La Disparition Qui Bouleverse Le Tarn Depuis 5 Ans
Il était minuit passé ce 15 décembre 2020 quand Delphine Jubillar franchit pour la dernière fois le seuil de son domicile à Cagnac-les-Mines. Cette infirmière diplômée d’État de 33 ans, mère de deux enfants, disparaît dans la nuit glaciale du Tarn, ne laissant derrière elle qu’un mystère qui hante encore aujourd’hui les couloirs du palais de justice.
Entre 23 heures et 4 heures du matin, la trentenaire quitte le foyer familial vêtue d’une simple doudoune blanche, son téléphone portable pour seul compagnon. Depuis cette nuit fatidique, aucune trace, aucun signe de vie. L’enquête piétine, les hypothèses se multiplient, mais une certitude demeure : Delphine Jubillar s’est volatilisée.
Rapidement, les soupçons se cristallisent autour de Cédric Jubillar, son compagnon. Mis en examen en juin 2021 pour homicide conjugal, l’homme de 36 ans clame son innocence depuis le premier jour. Sans aveux, sans preuves formelles, le dossier repose sur un faisceau d’indices et de témoignages contradictoires.
Aujourd’hui, cinq ans après les faits, Cédric Jubillar comparaît devant les assises du Tarn dans un procès qui captive l’opinion publique. Les révélations s’enchaînent, les témoins défilent, mais le mystère de cette nuit de décembre reste entier.

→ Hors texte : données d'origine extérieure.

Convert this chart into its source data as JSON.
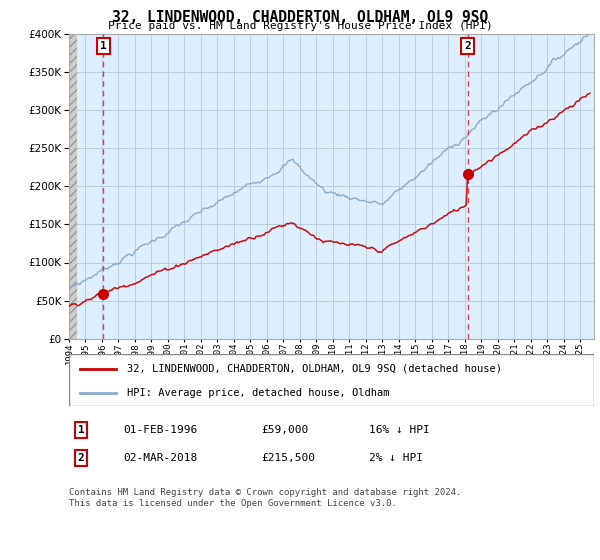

L’Affaire Qui Passionne Autant Qu’Elle Divise
Cette captivation de l’opinion publique ne relève pas du hasard. L’affaire Delphine Jubillar attire les médias comme les curieux venus se masser aux assises du Tarn, transformant ce procès en véritable spectacle judiciaire. L’engouement populaire rappelle celui suscité par les affaires Dupont de Ligonnès ou Grégory, ces mystères criminels qui fascinent autant qu’ils divisent.
Conséquence inévitable de cette médiatisation : toute la vie du couple s’étale désormais sur la place publique. Chaque détail intime devient matière à spéculation, chaque témoignage alimente de nouvelles théories, parfois farfelues, souvent contradictoires. Ce déballage médiatique révèle les zones d’ombre d’un couple apparemment ordinaire.

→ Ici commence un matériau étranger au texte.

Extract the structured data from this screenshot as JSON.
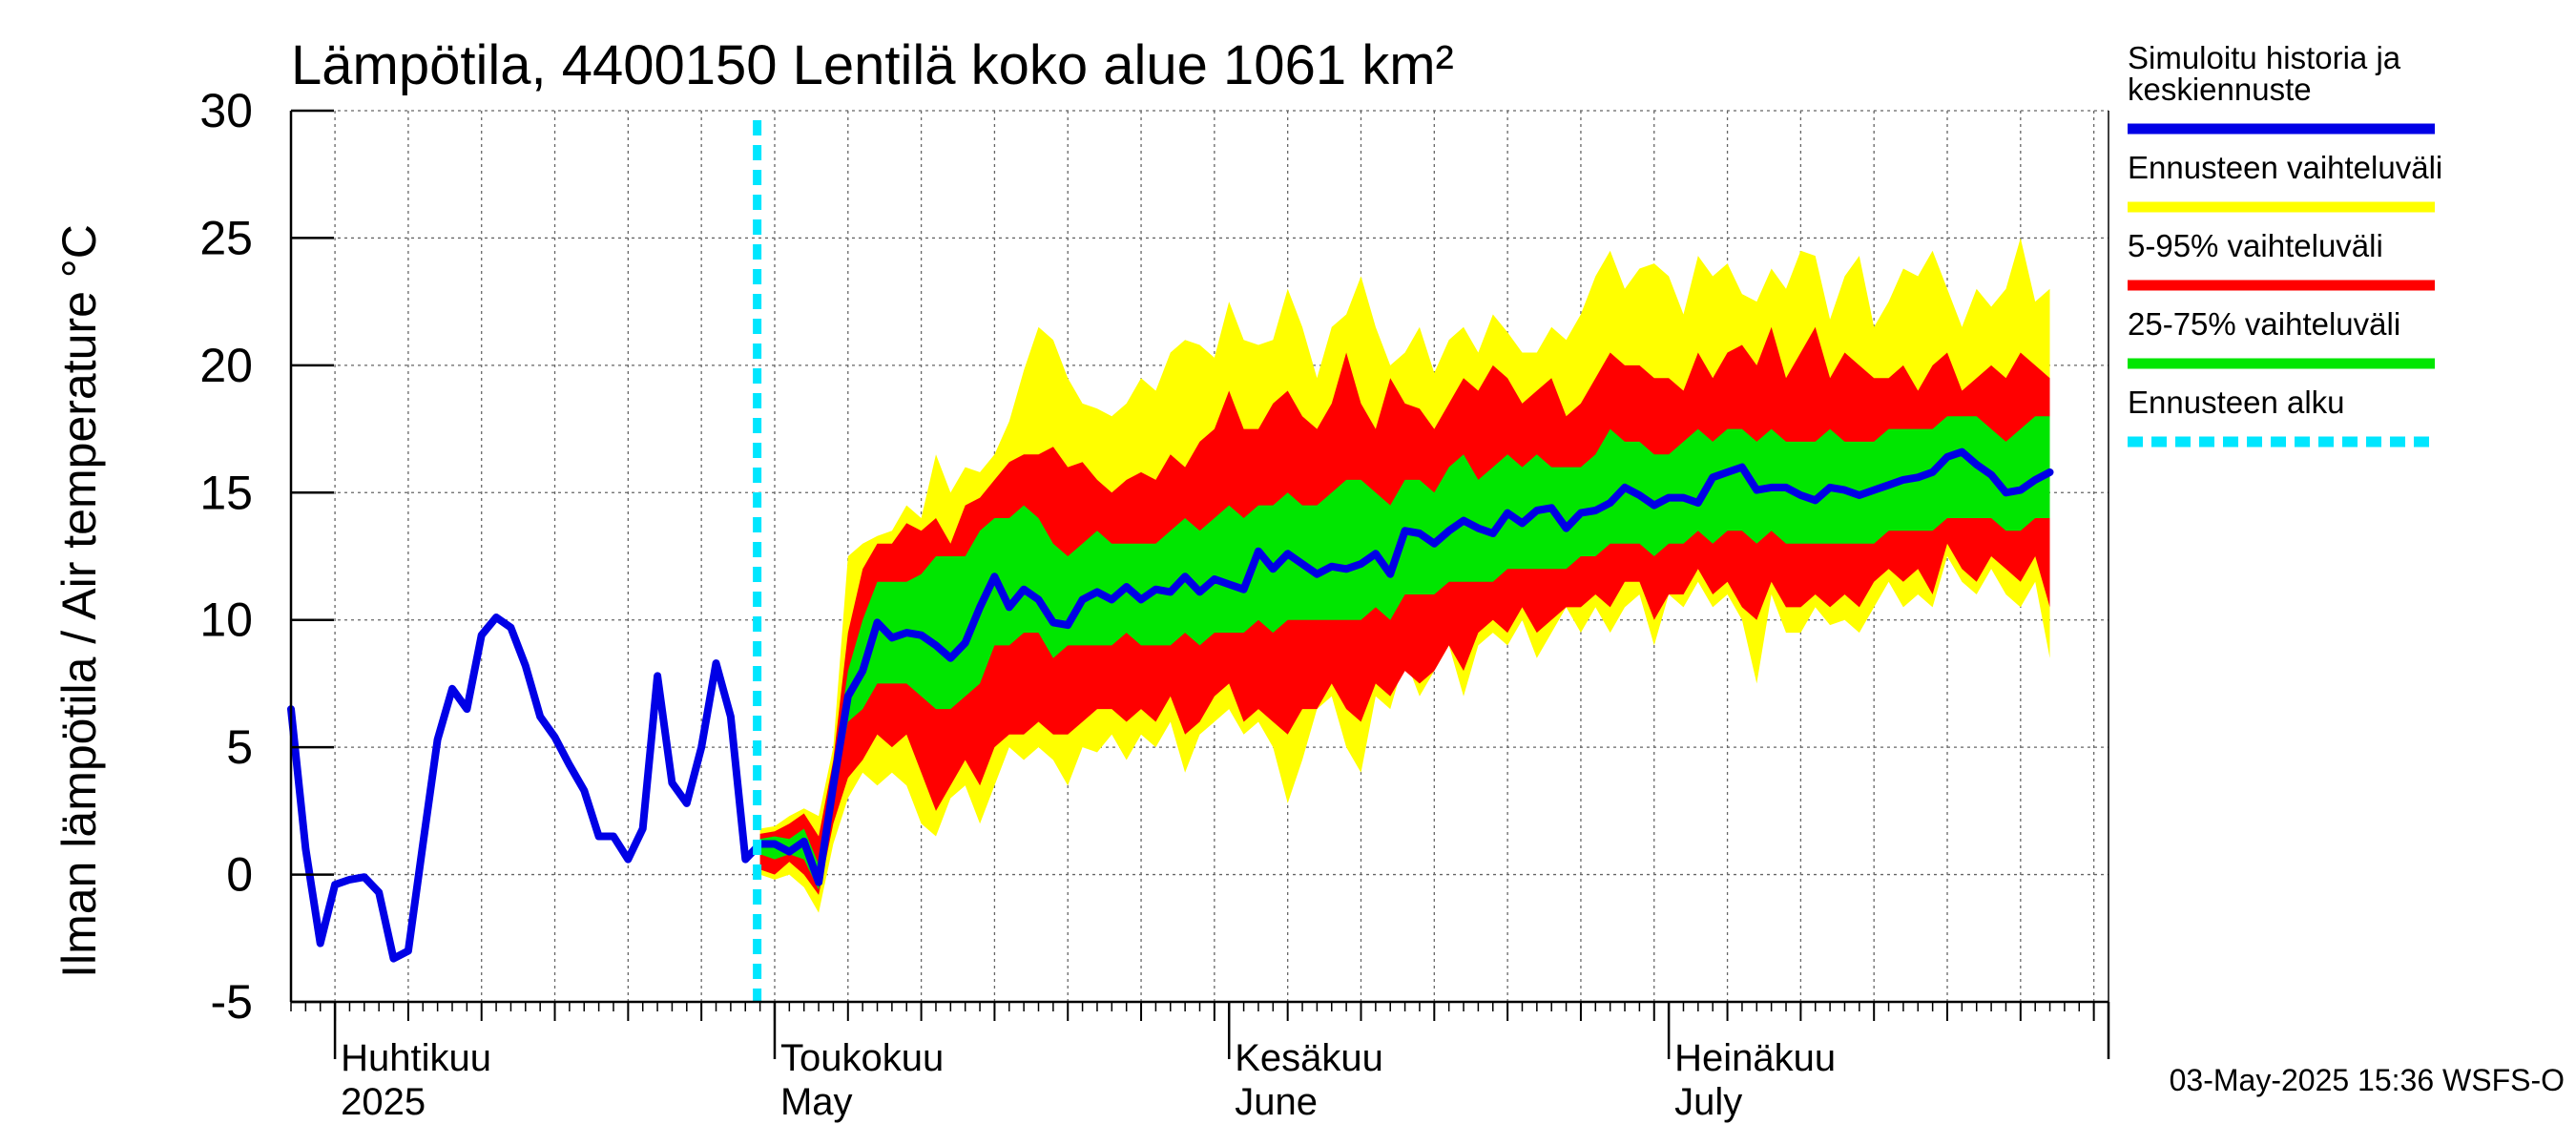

Parmi les hypothèses explorées, une figure émerge des déclarations : Jean, surnommé « l’amant de Montauban ». Ce quinquagénaire, féru de BDSM, du darknet et des clubs échangistes, entretenait une relation avec l’infirmière. Son profil atypique en fait un suspect alternatif dans cette enquête où les certitudes s’effritent.

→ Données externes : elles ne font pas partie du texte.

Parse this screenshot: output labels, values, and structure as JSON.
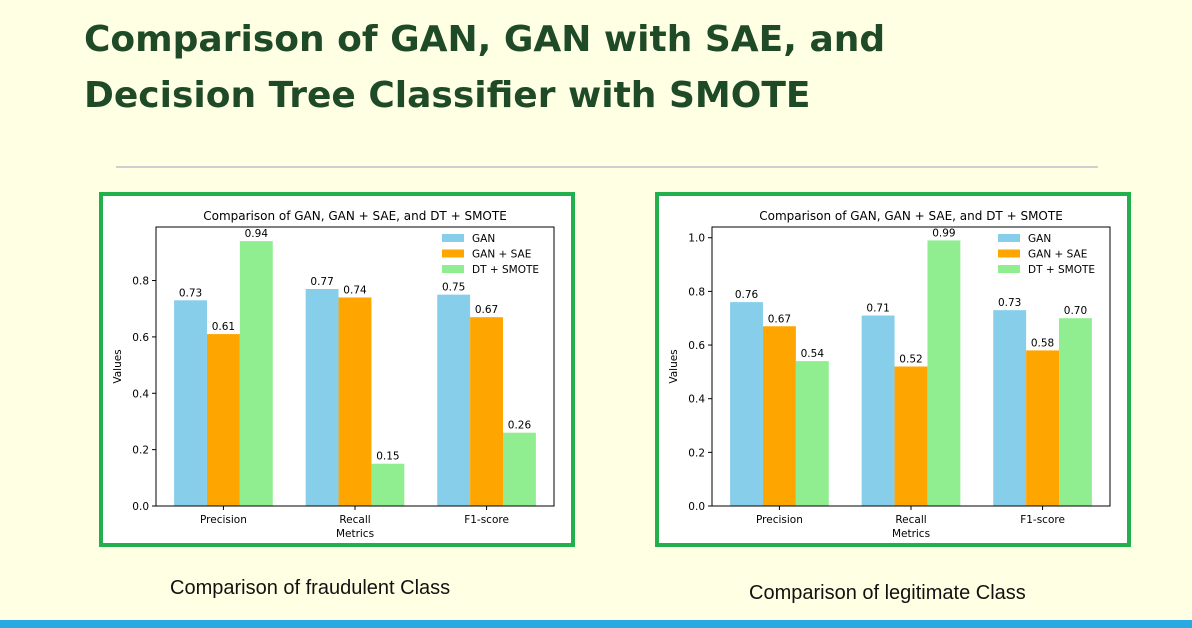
{
  "slide": {
    "title_line1": "Comparison of GAN, GAN with SAE, and",
    "title_line2": "Decision Tree Classifier with SMOTE",
    "caption_left": "Comparison of fraudulent Class",
    "caption_right": "Comparison of legitimate Class",
    "colors": {
      "title": "#1f4a27",
      "panel_border": "#22b04c",
      "bottom_bar": "#27aae1"
    }
  },
  "chart_data": [
    {
      "type": "bar",
      "title": "Comparison of GAN, GAN + SAE, and DT + SMOTE",
      "xlabel": "Metrics",
      "ylabel": "Values",
      "categories": [
        "Precision",
        "Recall",
        "F1-score"
      ],
      "series": [
        {
          "name": "GAN",
          "values": [
            0.73,
            0.77,
            0.75
          ],
          "color": "#87ceeb"
        },
        {
          "name": "GAN + SAE",
          "values": [
            0.61,
            0.74,
            0.67
          ],
          "color": "#ffa500"
        },
        {
          "name": "DT + SMOTE",
          "values": [
            0.94,
            0.15,
            0.26
          ],
          "color": "#90ee90"
        }
      ],
      "ylim": [
        0,
        0.99
      ],
      "yticks": [
        0.0,
        0.2,
        0.4,
        0.6,
        0.8
      ],
      "legend": "top-right",
      "data_labels": true,
      "grid": false
    },
    {
      "type": "bar",
      "title": "Comparison of GAN, GAN + SAE, and DT + SMOTE",
      "xlabel": "Metrics",
      "ylabel": "Values",
      "categories": [
        "Precision",
        "Recall",
        "F1-score"
      ],
      "series": [
        {
          "name": "GAN",
          "values": [
            0.76,
            0.71,
            0.73
          ],
          "color": "#87ceeb"
        },
        {
          "name": "GAN + SAE",
          "values": [
            0.67,
            0.52,
            0.58
          ],
          "color": "#ffa500"
        },
        {
          "name": "DT + SMOTE",
          "values": [
            0.54,
            0.99,
            0.7
          ],
          "color": "#90ee90"
        }
      ],
      "ylim": [
        0,
        1.04
      ],
      "yticks": [
        0.0,
        0.2,
        0.4,
        0.6,
        0.8,
        1.0
      ],
      "legend": "top-right",
      "data_labels": true,
      "grid": false
    }
  ]
}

Entre fascination morbide et quête de vérité, l’affaire Jubillar cristallise les interrogations d’une société avide de réponses face à l’inexplicable. Mais derrière cette curiosité collective se cache une réalité plus sombre : celle d’un couple dont les secrets intimes nourrissent aujourd’hui les débats d’assises.

Deux Visages De Delphine Révélés Au Procès
Ces secrets intimes émergent précisément dans l’enceinte du tribunal, où deux portraits diamétralement opposés de Delphine Jubillar se dessinent sous les projecteurs judiciaires. D’un côté, les proches de l’infirmière dressent le tableau d’une mère aimante et d’une professionnelle dévouée, soucieuse du bien-être de ses patients comme de ses enfants.
De l’autre, la défense s’emploie à dévoiler une réalité plus contrastée. Les négligences pointées du doigt émergent une à une : cette professionnelle de la petite enfance qui témoigne d’une poussette « sentant fort le tabac », révélant des habitudes peu compatibles avec l’image maternelle idéalisée. Ces détails, apparemment anodins, construisent méthodiquement un contre-portrait.